Where are the tulips? Cool spring messes with Skagit Valley's flower schedule
MOUNT VERNON, Wash. -- After two straight springs of being early risers, it might seem like the Skagit Valley tulips are sleeping in a bit this year.
But don't worry, this is actually what it's supposed to be like.
But in 2015, coming off our record-warm winter and early spring with several days in the 50s and even some 60s, the tulips sprouted in mid-March -- weeks ahead of schedule and shattering their inaugural bloom date by several days. Last winter and spring were only a slight bit cooler, and the tulips again had a March awakening, shifting the typically month-long bloom a couple weeks earlier than usual. So for the past two festivals, the tulips' bloom were already well underway by the time the official festival began, and thus were done well before the festival typically ended. Those who arrived in late April missed the show.
However, 2017s show is running closer to what it's supposed to do -- an initial bloom around April 7th or so.
MORE | Tulip Bloom Map
"If there is still such thing as an 'average year,' then this might be it," said Brent Roozen with RoozenGaarde Tulips, one of the two main fields who participate in the festival. And it's had the opposite effect, with those who experienced the past two years thinking they need to come early now, coming *too* early:
"A good number of people came looking for the tulips in mid-March when the daffodils had barely arrived," Roozen said.
He said the cold December and January had a more profound effect on the daffodil bloom -- they always come first before the tulips.
"We were about 3-4 weeks behind last year's (super early) bloom!" Roozen said.
But although the daffodils were late this year, the tulips are trending more toward an average start time as temperatures over the past several weeks in the Skagit Valley have been closer to normal.
"So the tulips have caught up just a bit and we are seeing a whole bunch of buds that are real close to becoming blooms," Roozen said. "As we move into next week we expect to see a wave of color coming… so in a week to 10 days, we should be filled with color and that will likely stay with us through the end of the month."
And unlike the past two years where the show was over as we headed past mid-April, this year's show could last through the festival -- and beyond?
"If these 50-degree temperature linger through the month, the tulips might even hang around into May – assuming those not good for tulip weather conditions stay away!" Roozen said. "No promises though..."
Record rains not having much effect on the blooms
Roozen says temperature is much of a factor when it comes to tulips than rainfall.
"Wet is wet and it almost never gets too wet for tulips," Roozen said. "We've seen some drowning out of bulbs in our daffodil fields, and as I spend more time in the tulips will likely notice it there too, but nothing real crazy."
The tulips do well no matter what Mother Nature dishes out because the Skagit Valley has the perfect climate for growing tulips.

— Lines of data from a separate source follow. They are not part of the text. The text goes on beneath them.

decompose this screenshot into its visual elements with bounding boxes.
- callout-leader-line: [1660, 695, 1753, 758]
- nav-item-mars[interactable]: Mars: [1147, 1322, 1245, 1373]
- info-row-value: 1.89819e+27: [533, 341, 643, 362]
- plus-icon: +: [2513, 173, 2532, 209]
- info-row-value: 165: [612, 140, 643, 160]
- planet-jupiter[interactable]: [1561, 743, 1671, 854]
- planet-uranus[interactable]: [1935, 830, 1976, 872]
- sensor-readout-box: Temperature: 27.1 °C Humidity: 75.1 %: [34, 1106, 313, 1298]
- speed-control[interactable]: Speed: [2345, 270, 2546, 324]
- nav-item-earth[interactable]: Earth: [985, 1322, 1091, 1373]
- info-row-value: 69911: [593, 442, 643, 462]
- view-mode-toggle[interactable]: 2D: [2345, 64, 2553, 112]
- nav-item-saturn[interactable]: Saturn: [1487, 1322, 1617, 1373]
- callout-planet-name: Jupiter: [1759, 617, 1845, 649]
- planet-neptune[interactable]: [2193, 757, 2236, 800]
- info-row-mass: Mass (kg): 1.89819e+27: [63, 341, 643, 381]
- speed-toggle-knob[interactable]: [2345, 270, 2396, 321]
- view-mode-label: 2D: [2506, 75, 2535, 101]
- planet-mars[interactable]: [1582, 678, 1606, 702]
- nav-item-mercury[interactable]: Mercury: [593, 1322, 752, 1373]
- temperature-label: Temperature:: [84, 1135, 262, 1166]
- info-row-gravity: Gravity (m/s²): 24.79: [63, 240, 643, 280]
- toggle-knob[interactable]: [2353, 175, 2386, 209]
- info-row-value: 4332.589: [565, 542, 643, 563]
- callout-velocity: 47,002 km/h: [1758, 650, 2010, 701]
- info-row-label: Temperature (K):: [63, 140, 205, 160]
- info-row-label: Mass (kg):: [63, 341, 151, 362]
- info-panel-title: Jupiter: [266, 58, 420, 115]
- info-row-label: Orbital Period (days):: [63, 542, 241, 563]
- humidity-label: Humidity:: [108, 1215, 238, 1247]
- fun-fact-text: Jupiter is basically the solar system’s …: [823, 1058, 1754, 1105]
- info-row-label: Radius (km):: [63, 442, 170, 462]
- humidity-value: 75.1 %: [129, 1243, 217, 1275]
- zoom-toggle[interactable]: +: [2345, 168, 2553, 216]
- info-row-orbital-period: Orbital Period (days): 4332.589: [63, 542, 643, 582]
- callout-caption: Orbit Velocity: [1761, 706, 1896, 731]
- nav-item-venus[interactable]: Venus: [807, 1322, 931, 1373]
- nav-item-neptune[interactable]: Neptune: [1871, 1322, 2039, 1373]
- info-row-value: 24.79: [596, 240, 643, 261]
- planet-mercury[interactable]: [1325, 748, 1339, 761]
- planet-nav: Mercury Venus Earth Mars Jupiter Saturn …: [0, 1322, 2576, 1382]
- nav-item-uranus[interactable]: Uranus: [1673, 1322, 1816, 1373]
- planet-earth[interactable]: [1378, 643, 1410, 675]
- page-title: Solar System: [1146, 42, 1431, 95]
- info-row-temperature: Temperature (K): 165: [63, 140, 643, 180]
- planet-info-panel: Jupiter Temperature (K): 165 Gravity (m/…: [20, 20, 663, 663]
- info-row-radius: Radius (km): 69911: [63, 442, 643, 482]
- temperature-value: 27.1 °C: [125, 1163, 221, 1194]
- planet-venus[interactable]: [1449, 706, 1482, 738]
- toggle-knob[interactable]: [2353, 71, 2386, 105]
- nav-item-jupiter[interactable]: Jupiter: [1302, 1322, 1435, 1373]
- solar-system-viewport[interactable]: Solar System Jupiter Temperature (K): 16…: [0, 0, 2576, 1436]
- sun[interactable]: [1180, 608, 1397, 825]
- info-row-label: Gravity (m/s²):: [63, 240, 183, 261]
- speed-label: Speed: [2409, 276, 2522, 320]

Roozen says three things that would damage a crop are incredible amounts of rain, a prolonged hard freeze with temperatures in the teens or low 20s, and/or large hail. But even our rainy springs like our current season are more of a persistence issue than a quantity issue; temperatures that frigid in March are nearly unheard of, and hail is pretty rare. Rain will make it muddy for the flower lovers to get their prized photos, but the tulips don't really mind so much.
Things to watch for this month would be if we suddenly get a prolonged period of warmer-than-normal temperatures, it could shorten the season. But so far, long range forecasts for April suggest continued near normal temperatures for the month, meaning the festival should be good to go!